Une vérité qui risque d’être difficile à trouver, tant les causes de ce conflit divergent d’une Communauté à une autre. Pour Patrick Ntebitshi de la Communauté des Banyamulenge, c’est le bicéphalisme à la tête du Groupement de Bijombo qui est source des conflits récurrents : depuis 1979 date de la création du Groupement de Bijombo, c’est « sa » Communauté qui a toujours dirigé ce Groupement, « il faudrait réhabiliter l’ayant-droit qui est toujours en vie et ainsi mettre fin à la dualité du pouvoir actuelle ». Argument balayé par les membres des autres Communautés qui pointent du doigt le changement d’attitude de leurs frères Banyamulenge depuis la guerre de 1996 qui a contribué à la chute du régime de Mobutu… Bref, quatre heures de débats plus tard, la réunion a accouché d’une Déclaration que les uns et les autres ont promis de vulgariser auprès de leurs bases respectives. Parmi les points saillants de cette Déclaration, on retiendra que les Communautés en conflit :

•      S’engagent à cesser toute hostilité à Bijombo et à « pacifier leur Entité martyrisée par des conflits sans précédent » ;
•        Demandent le retour dans leurs pays d’origine de tous les groupes armés étrangers ;
•        Sollicitent les Nations Unies et OCHA en particulier à venir en aide aux personnes sinistrées ;
•    Demandent aux autorités de diligenter une enquête dans un bref délai pour dégager les responsabilités des uns et des autres dans ces conflits à répétition…
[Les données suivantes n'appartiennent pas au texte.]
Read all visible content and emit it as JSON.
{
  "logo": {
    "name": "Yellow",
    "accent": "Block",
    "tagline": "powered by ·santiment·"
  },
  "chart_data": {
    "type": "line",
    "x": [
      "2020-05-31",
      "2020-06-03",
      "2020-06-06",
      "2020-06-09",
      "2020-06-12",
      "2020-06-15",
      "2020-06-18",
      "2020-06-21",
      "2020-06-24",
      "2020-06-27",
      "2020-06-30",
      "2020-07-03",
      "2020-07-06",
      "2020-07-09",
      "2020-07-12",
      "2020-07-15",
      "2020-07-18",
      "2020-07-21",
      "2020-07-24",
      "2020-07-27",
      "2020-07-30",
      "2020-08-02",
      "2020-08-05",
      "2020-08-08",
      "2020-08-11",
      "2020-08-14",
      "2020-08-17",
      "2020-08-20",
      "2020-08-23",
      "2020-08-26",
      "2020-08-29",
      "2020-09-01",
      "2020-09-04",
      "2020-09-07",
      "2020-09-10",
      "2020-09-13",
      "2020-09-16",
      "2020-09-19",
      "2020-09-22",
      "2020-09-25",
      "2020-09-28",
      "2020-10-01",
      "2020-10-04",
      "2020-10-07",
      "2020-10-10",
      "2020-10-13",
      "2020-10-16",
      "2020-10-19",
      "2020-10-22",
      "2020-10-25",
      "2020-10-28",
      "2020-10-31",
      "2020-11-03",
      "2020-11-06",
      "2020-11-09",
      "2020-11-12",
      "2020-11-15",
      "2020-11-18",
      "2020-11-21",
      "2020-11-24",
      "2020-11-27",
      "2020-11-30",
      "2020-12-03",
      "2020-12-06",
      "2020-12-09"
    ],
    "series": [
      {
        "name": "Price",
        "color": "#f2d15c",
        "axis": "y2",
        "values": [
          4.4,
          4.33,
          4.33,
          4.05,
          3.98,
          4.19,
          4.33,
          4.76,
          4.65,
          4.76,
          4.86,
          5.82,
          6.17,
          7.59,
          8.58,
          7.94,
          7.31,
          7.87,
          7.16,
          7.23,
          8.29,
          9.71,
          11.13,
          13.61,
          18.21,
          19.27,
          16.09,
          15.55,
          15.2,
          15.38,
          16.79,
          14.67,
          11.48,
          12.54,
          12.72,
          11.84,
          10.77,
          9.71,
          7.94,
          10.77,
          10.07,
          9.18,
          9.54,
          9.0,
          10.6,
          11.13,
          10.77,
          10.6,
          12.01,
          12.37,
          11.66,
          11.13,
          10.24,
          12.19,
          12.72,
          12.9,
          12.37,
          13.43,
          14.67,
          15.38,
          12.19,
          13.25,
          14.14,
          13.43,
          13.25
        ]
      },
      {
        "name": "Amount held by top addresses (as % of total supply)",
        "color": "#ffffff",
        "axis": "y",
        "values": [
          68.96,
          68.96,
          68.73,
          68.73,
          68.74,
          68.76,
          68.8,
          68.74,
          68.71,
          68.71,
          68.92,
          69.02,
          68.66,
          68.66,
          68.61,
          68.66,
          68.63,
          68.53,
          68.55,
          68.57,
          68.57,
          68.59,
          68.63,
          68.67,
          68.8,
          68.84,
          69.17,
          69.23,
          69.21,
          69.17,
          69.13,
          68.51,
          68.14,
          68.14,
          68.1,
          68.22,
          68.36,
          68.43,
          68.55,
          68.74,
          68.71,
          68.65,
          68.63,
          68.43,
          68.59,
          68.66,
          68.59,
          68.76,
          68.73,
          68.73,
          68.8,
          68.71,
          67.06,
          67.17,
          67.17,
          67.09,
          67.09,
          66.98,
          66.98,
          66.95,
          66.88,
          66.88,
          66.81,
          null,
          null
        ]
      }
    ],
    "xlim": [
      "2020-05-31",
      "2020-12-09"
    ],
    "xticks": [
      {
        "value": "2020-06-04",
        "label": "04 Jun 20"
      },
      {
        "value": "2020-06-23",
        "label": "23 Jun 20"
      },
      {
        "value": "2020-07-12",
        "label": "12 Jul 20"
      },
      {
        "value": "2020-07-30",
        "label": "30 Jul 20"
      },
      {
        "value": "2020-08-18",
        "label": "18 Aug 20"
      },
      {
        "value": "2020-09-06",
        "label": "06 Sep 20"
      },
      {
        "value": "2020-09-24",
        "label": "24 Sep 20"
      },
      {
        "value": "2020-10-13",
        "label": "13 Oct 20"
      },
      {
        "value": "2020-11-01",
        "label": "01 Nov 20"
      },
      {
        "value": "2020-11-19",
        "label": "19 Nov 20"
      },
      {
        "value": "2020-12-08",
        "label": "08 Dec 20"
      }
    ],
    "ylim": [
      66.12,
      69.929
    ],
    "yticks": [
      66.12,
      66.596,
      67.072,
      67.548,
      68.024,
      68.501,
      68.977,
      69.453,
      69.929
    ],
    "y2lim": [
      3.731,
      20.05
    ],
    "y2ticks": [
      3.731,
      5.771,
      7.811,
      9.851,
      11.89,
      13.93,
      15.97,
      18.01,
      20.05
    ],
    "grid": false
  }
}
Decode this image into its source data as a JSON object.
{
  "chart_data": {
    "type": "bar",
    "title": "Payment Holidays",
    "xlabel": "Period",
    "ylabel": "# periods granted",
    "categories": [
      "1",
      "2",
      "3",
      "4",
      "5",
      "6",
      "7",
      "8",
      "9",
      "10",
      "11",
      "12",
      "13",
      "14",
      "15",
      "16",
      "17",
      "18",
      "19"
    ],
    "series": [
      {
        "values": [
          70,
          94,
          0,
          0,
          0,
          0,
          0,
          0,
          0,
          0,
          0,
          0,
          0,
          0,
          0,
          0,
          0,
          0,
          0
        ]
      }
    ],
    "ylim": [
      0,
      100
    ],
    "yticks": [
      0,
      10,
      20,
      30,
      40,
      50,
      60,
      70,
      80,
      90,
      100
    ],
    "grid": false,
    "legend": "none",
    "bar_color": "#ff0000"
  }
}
Concluant les travaux, le Chef du Sous-bureau de la MONUSCO-Uvira a enjoint les participants à joindre l’acte à la parole : « que chacun s’engage réellement et en toute bonne foi à respecter la présente Déclaration en vue de sa mise en œuvre rapide et effective », leur a lancé Ould Mohamed Elhacen, tout en réitérant la disponibilité de la MONUSCO à accompagner toute initiative qui va dans le sens de la paix et de la réconciliation communautaire. Patrick Mugabe de la Communauté des Bafuliiru, satisfait, semblait du même avis et va plus loin : « la paix est possible, à condition que chacun refuse l’hypocrisie, la méfiance et le rejet de l’autre. A condition aussi que les autorités provinciales et nationales s’impliquent fortement dans la résolution de ce problème, en interdisant notamment l’utilisation des armes qui semble être devenue un loisir pour certains ».